Try rollapply from the zoo package:
rollapply(df$income, width=7, FUN = sum, by = 7)
# [1] 487 387 443
Or, use period.sum from the xts package:
period.sum(xts(df$income, order.by=df$date), which(df$wday %in% 7))
# [,1]
# 2011-01-01 487
# 2011-01-08 387
# 2011-01-15 443
Or, to get the output in the format you want:
data.frame(income = period.sum(xts(df$income, order.by=df$date),
which(df$wday %in% 7)),
week = df$week[which(df$wday %in% 7)])
# income week
# 2011-01-01 487 2011-00
# 2011-01-08 387 2011-01
# 2011-01-15 443 2011-02
Note that the first week shows as 2011-00 because that's how it is entered in your data. You could also use week = df$week[which(df$wday %in% 1)] which would match your output.
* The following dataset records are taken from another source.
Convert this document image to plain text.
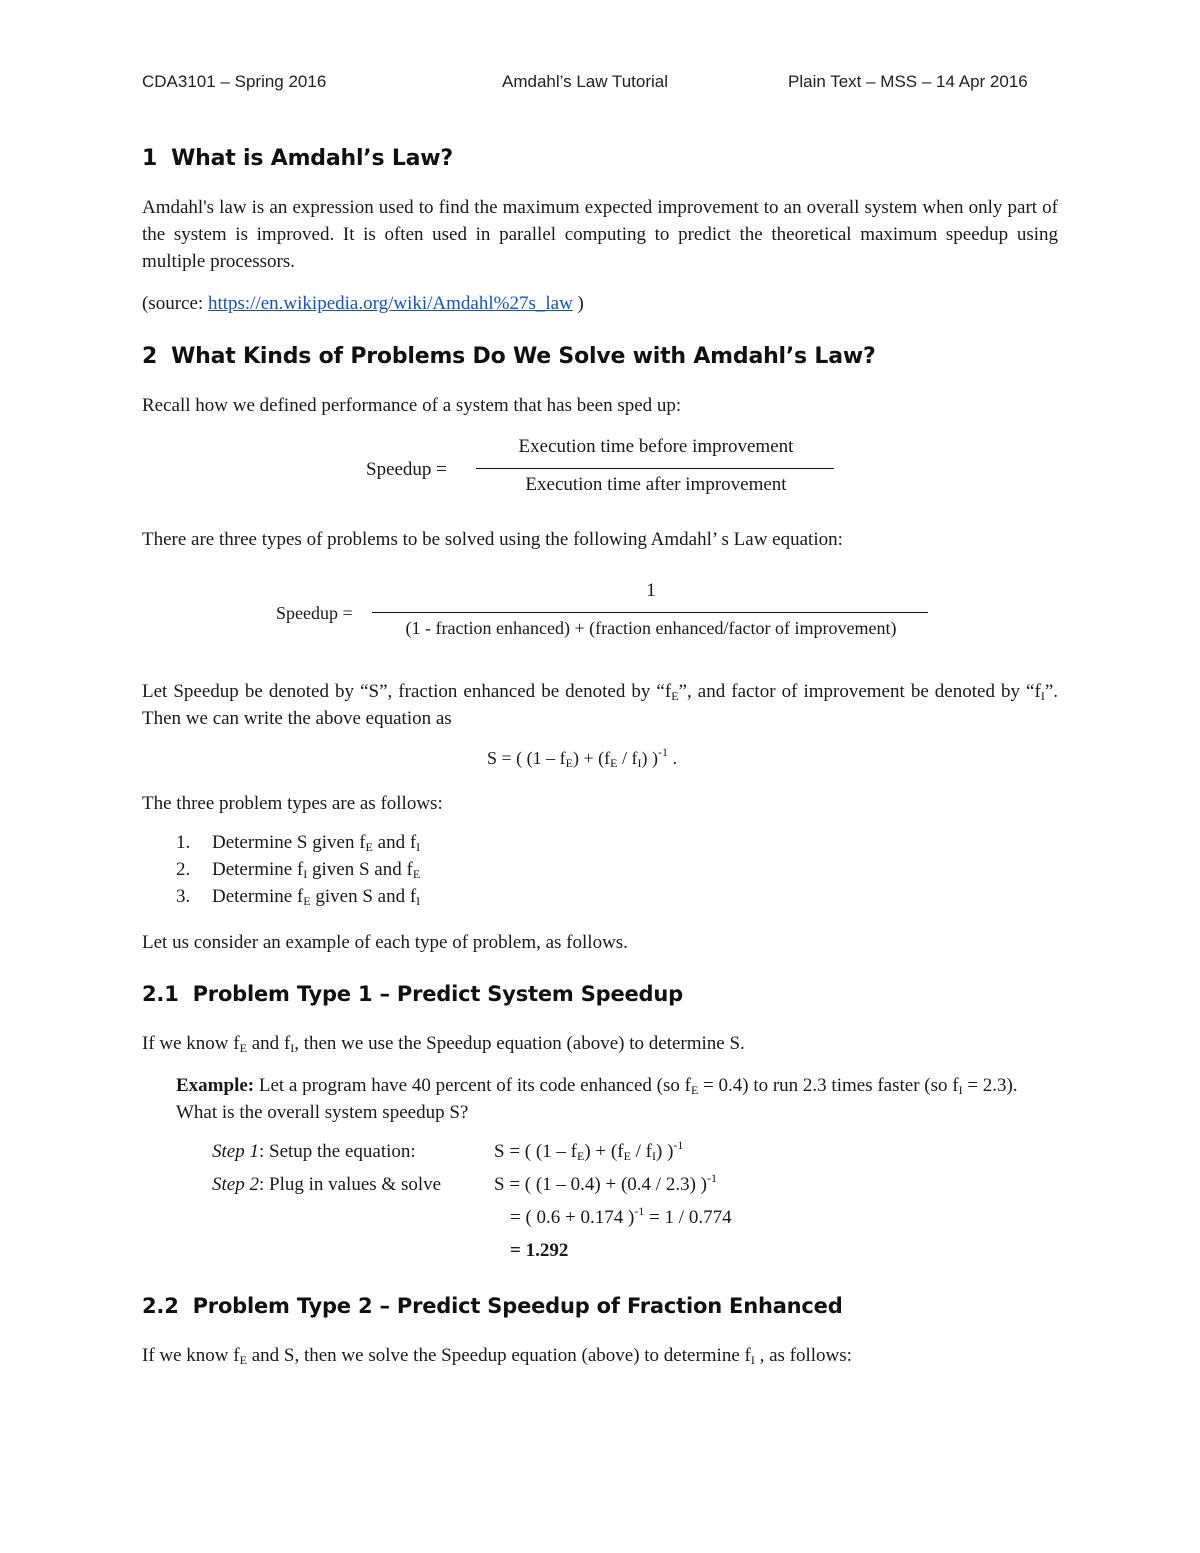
CDA3101 – Spring 2016	Amdahl’s Law Tutorial	Plain Text – MSS – 14 Apr 2016
1 What is Amdahl’s Law?
Amdahl's law is an expression used to find the maximum expected improvement to an overall system when only part of the system is improved. It is often used in parallel computing to predict the theoretical maximum speedup using multiple processors.
(source: https://en.wikipedia.org/wiki/Amdahl%27s_law )
2 What Kinds of Problems Do We Solve with Amdahl’s Law?
Recall how we defined performance of a system that has been sped up:
Speedup =
Execution time before improvement
Execution time after improvement
There are three types of problems to be solved using the following Amdahl’ s Law equation:
Speedup =
1
(1 - fraction enhanced) + (fraction enhanced/factor of improvement)
Let Speedup be denoted by “S”, fraction enhanced be denoted by “$f_E$”, and factor of improvement be denoted by “$f_I$”. Then we can write the above equation as
S = ( $(1 - f_E) + (f_E / f_I)$ )$^{-1}$ .
The three problem types are as follows:
1. Determine S given $f_E$ and $f_I$
2. Determine $f_I$ given S and $f_E$
3. Determine $f_E$ given S and $f_I$
Let us consider an example of each type of problem, as follows.
2.1 Problem Type 1 – Predict System Speedup
If we know $f_E$ and $f_I$, then we use the Speedup equation (above) to determine S.
Example: Let a program have 40 percent of its code enhanced (so $f_E = 0.4$) to run 2.3 times faster (so $f_I = 2.3$). What is the overall system speedup S?
Step 1: Setup the equation:	S = ( $(1 - f_E) + (f_E / f_I)$ )$^{-1}$
Step 2: Plug in values & solve	S = ( (1 – 0.4) + (0.4 / 2.3) )$^{-1}$
= ( 0.6 + 0.174 )$^{-1}$ = 1 / 0.774
= 1.292
2.2 Problem Type 2 – Predict Speedup of Fraction Enhanced
If we know $f_E$ and S, then we solve the Speedup equation (above) to determine $f_I$ , as follows:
This solution is influenced by #Andrie and #Chase.
# load plyr
library(plyr)
# format weeks as per requirement (replace "00" with "52" and adjust corresponding year)
tmp <- list()
tmp$y <- format(df$date, format="%Y")
tmp$w <- format(df$date, format="%U")
tmp$y[tmp$w=="00"] <- as.character(as.numeric(tmp$y[tmp$w=="00"]) - 1)
tmp$w[tmp$w=="00"] <- "52"
df$week <- paste(tmp$y, tmp$w, sep = "-")
# get summary
df2 <- ddply(df, .(week), summarize, income=sum(income))
# include week ending date
tmp$week.ending <- lapply(df2$week, function(x) rev(df[df$week==x, "date"])[[1]])
df2$week.ending <- sapply(tmp$week.ending, as.character)
# week income week.ending
# 1 2010-52 487 2011-01-01
# 2 2011-01 387 2011-01-08
# 3 2011-02 443 2011-01-15
df.index = df['week'] #the the dt variable as index
df.resample('W').sum() #sum using resample
With dplyr:
df %>%
arrange(date) %>%
mutate(week = as.numeric(date - date[1])%/%7) %>%
group_by(week) %>%
summarise(weekincome= sum(income))
Instead of date[1] you can have any date from when you want to start your weekly study.